Your appearance at the town hall in July got wide airplay. Among other things, it showed how impactful it can be to show up and speak up at local hearings. What is important for people to know about working in the local trenches on these issues?
YAQ: What most people don’t know is that meeting only existed because we called for it. We said we’re not going to have a private meeting with the Syracuse city administration, we’re going to have it in a public setting, in the common council chambers, and record it so everyone in the community can see and understand what happens in those rooms. We wanted to assert what democracy looks like. The 20 organizations that were involved in the effort and the power we built collectively was centered around acknowledging that we the people ought to be at the center of the solutions for the harms that are inflicted upon us. And we need to give language to what is not happening. Because when you leave it to the mayor, the mayor is going to present this idea that he is a reformer, he’s bringing these issues across the finish line. But the devil is in the data and the details, and it reflects something starkly different than what he proposes and espouses.

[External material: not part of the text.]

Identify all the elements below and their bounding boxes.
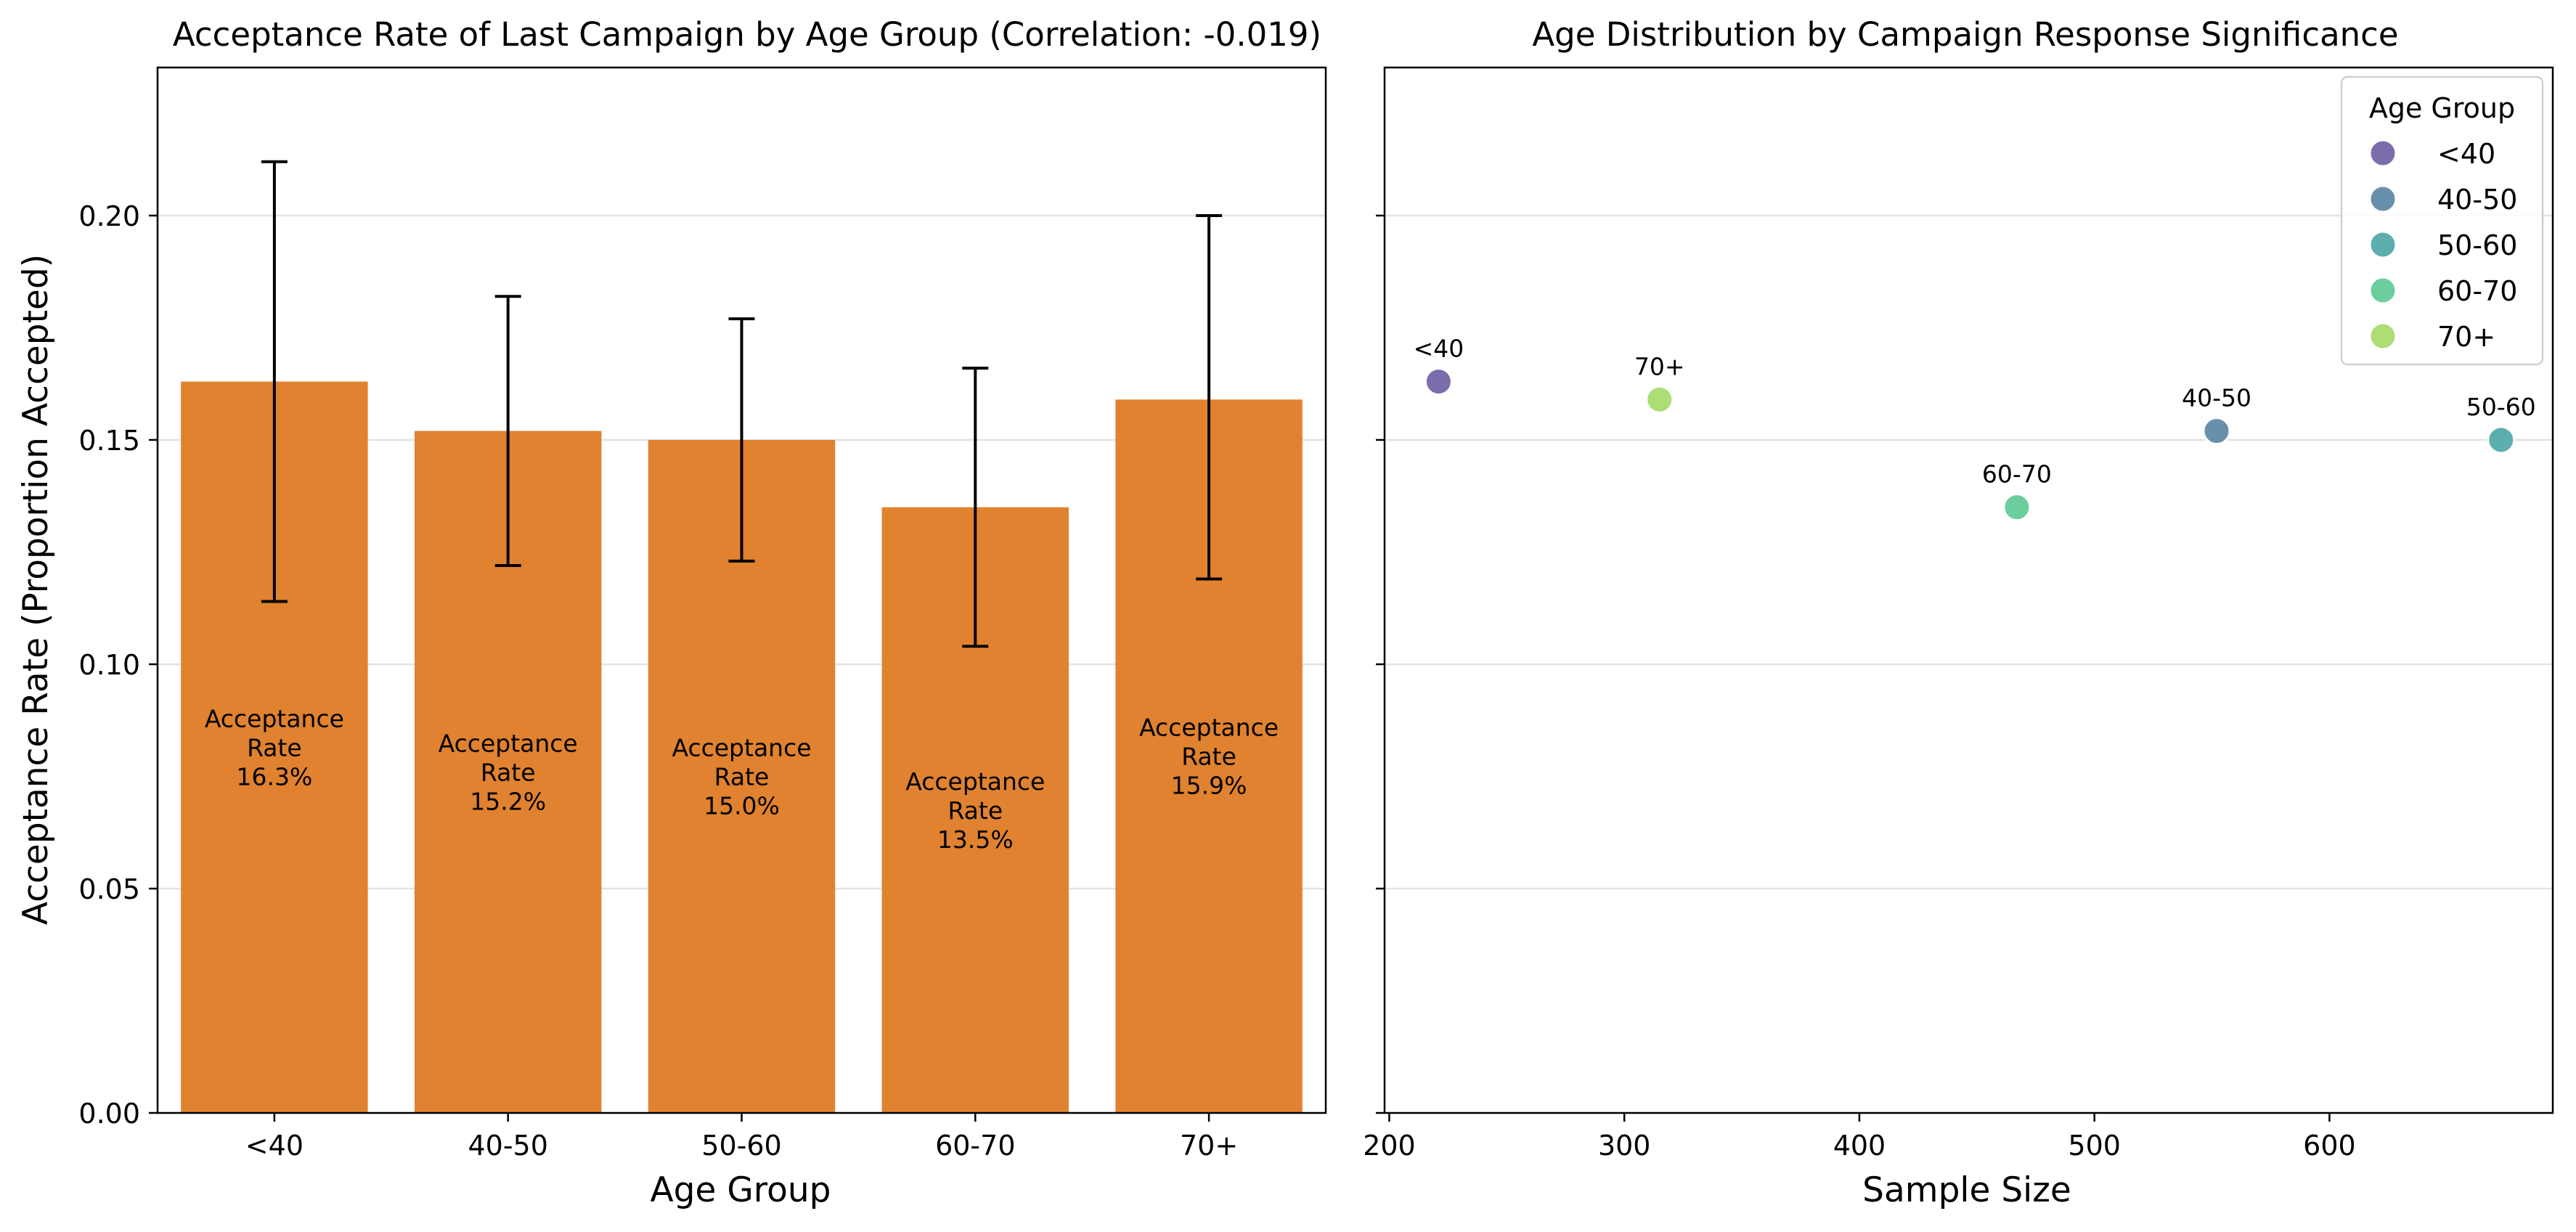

Do you believe that police reform in New York has the potential to ripple outward?
YAQ: In many respects, as goes New York so goes the rest of the country. New York was the purveyor of stop-and-frisk and broken windows policing, and it precipitated around the country as a kind of status quo. But it’s really important when we’re talking about sea-changing reform efforts that we don’t just center it on how issues affect communities in New York City but also communities in places like Syracuse or Rochester or Buffalo or Nassau County and Suffolk County. Rochester is one of the first cities in the country to remove police from schools. The organizers in Rochester pushed to create a Police Advisory Board, the only [civilian-controlled] police accountability board in the state. The Right to Know Act [a police transparency law that requires police officers to identify themselves, name the reason for a stop or encounter, and provide information on the complaint process at the end of encounters that do not result in an arrest or summons] is now in five different jurisdictions across the state.
The point I’m trying to make is that it’s important for us to learn lessons from New York City, but New York City is always going to be a kind of unicorn. But Syracuse is like other cities around the country, and Buffalo, and Rochester, and because the NYCLU has a large statewide infrastructure, other municipalities are leading the work in mid-size cities that is having precipitous implications around the state and around the country.
What issues and policies are your immediate focus in this new role?
YAQ: First, climate and environmental justice. That’s about making sure that we are not just defending people’s constitutional rights to protest the development of a pipeline through their community but also thinking about the ways that communities, especially Black and Brown communities, are harmed. You can’t express your constitutional rights if your access to basic essentials for living, like clean air and clean water, is harmed.
Another area is Indigenous justice. It’s disturbing that in our curricula and our civil rights discourse we erase Indigenous communities as if they’re not present and surviving. In New York state, we do not acknowledge and appreciate both the historical and the current contributions of our Native peoples. So as an organization whose job it is to defend the civil liberties and civil rights of everyone, how we think about tribal and sovereign nations is a new area we’re going to engage in.
What neatly dovetails with that is our conversation around economic justice, but especially around reparations, and the need to have truth and reconciliation about how we find ourselves where we are today. Educating the public on the way white supremacy has expressed itself socially, the way it’s baked into the law. New York’s engagement in the slave trade is so endemic to its role as the global financial capital we cannot extricate the way that white supremacy has impacted its powerhouse status. As a state, we have a responsibility to talk about that history as we think about how we repair that harm.